Power	\((n-5)^4\)	\(20(n-5)^3\)	\(125(n-5)^2\)	\(250(n-5)\)	\(+24\)	Total
\(n^4\)	\(1\)					\(1\)
\(n^3\)	\(-20\)	\(20\)				\(0\)
\(n^2\)	\(150\)	\(-300\)	\(125\)			\(-25\)
\(n^1\)	\(-500\)	\(1500\)	\(-1250\)	\(250\)		\(0\)
\(n^0\)	\(625\)	\(-2500\)	\(3125\)	\(-1250\)	\(24\)	\(24\)

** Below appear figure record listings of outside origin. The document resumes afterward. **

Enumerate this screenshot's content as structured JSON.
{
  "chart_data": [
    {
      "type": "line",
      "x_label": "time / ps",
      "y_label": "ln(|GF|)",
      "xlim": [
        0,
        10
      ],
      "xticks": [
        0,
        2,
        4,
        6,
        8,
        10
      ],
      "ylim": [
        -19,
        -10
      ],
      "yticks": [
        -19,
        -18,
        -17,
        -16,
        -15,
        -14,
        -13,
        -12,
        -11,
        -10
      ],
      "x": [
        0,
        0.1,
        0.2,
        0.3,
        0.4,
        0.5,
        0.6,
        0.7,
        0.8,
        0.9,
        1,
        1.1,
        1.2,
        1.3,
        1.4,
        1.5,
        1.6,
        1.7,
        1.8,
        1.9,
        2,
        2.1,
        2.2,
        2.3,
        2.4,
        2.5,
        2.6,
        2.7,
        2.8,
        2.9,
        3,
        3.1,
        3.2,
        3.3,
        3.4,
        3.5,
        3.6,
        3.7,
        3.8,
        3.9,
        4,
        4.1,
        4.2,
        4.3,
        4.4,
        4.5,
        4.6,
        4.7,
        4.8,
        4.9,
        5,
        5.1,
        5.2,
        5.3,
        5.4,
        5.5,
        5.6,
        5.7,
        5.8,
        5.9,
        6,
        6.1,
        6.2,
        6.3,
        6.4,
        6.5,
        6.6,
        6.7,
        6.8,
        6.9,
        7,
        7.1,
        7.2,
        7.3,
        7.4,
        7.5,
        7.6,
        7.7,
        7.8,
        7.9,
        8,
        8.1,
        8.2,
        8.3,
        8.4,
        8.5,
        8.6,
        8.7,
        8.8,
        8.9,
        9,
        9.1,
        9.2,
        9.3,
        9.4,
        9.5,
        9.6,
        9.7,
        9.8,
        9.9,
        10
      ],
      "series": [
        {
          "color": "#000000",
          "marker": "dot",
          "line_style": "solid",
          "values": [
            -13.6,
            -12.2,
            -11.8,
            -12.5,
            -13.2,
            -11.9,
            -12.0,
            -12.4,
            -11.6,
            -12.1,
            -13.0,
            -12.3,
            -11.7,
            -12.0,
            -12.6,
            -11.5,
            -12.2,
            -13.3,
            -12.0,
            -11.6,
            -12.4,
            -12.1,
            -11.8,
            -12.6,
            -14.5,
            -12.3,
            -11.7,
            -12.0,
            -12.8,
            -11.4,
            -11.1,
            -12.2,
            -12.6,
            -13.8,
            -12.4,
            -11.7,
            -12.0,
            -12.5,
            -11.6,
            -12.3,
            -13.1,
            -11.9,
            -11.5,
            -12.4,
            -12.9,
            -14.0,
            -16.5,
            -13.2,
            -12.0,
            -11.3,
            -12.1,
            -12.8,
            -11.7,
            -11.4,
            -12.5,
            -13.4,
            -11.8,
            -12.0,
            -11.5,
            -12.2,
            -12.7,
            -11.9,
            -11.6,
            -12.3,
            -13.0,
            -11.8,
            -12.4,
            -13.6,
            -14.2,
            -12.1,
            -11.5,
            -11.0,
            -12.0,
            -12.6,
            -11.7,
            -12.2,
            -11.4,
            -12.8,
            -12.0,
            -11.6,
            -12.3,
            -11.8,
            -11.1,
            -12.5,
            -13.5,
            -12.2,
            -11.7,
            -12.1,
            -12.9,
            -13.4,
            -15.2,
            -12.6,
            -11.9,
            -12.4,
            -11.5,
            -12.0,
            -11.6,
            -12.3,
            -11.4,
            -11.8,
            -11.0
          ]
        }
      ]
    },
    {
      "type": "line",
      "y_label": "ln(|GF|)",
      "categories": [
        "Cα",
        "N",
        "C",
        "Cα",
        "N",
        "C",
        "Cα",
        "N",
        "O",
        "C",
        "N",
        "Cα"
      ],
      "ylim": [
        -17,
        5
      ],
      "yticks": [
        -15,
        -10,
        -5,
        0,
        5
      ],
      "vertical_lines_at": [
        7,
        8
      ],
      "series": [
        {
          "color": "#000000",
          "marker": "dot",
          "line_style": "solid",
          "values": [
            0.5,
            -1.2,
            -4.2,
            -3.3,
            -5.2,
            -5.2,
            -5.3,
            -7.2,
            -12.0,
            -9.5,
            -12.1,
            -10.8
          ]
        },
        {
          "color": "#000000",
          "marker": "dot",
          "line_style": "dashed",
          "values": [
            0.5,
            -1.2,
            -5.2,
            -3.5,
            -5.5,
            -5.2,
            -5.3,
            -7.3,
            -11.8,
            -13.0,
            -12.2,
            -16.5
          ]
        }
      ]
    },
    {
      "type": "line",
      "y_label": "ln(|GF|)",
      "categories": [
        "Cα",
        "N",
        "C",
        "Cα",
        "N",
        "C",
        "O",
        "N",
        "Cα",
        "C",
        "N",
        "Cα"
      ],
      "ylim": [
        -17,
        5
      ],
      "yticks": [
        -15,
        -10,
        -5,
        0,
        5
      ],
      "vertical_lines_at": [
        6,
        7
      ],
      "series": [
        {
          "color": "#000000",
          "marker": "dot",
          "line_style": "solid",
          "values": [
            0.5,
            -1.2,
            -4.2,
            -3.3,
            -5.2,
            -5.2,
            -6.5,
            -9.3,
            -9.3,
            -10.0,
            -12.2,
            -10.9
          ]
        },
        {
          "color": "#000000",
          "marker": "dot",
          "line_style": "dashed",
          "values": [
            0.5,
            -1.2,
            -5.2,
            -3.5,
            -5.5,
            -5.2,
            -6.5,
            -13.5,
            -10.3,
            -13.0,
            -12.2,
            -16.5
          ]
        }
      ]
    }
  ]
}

The vanishing of the \(n^3\) and \(n^1\) coefficients reflects Serre duality: since \(\omega_{\mathbb{P}^4} = \mathcal{O}(-5)\) and \(c_1(\mathscr{F}) = 5\), we have \(\mathscr{F}^{\vee} \cong \mathscr{F}(-5)\), so \(\chi(\mathscr{F}(t)) = \chi(\mathscr{F}(-t-5))\) by Serre duality, which forces the polynomial in \(n = t+5\) to be even. Hence

\[ \chi(\mathscr{F}(n-5)) = \frac{n^4 - 25n^2 + 24}{12} = \frac{(n^2-1)(n^2-24)}{12} = \frac{(n-1)(n+1)(n^2-24)}{12}. \]

Verification.

\(n = 5\) (i.e., \(\mathscr{F}\) itself): \(\chi = \frac{24 \cdot 1}{12} = 2\). This matches the known cohomology \(h^0(\mathscr{F}) = 4\), \(h^1(\mathscr{F}) = 2\), \(h^i(\mathscr{F}) = 0\) for \(i \geq 2\), giving \(\chi = 4 - 2 = 2\). ✓
\(n = 0\) (i.e., \(\mathscr{F}(-5) \cong \mathscr{F}^{\vee}\)): \(\chi = \frac{24}{12} = 2 = \chi(\mathscr{F})\) by Serre duality. ✓
\(n = \pm 1\): \(\chi = 0\). Indeed, \(\mathscr{F}(-4)\) and \(\mathscr{F}(-6)\) have all cohomology groups vanishing, which can be verified from the monad description \(0 \to \mathcal{O}(-1)^5 \to \Omega^2(2)^2 \to \mathcal{O}(1)^5 \to 0\).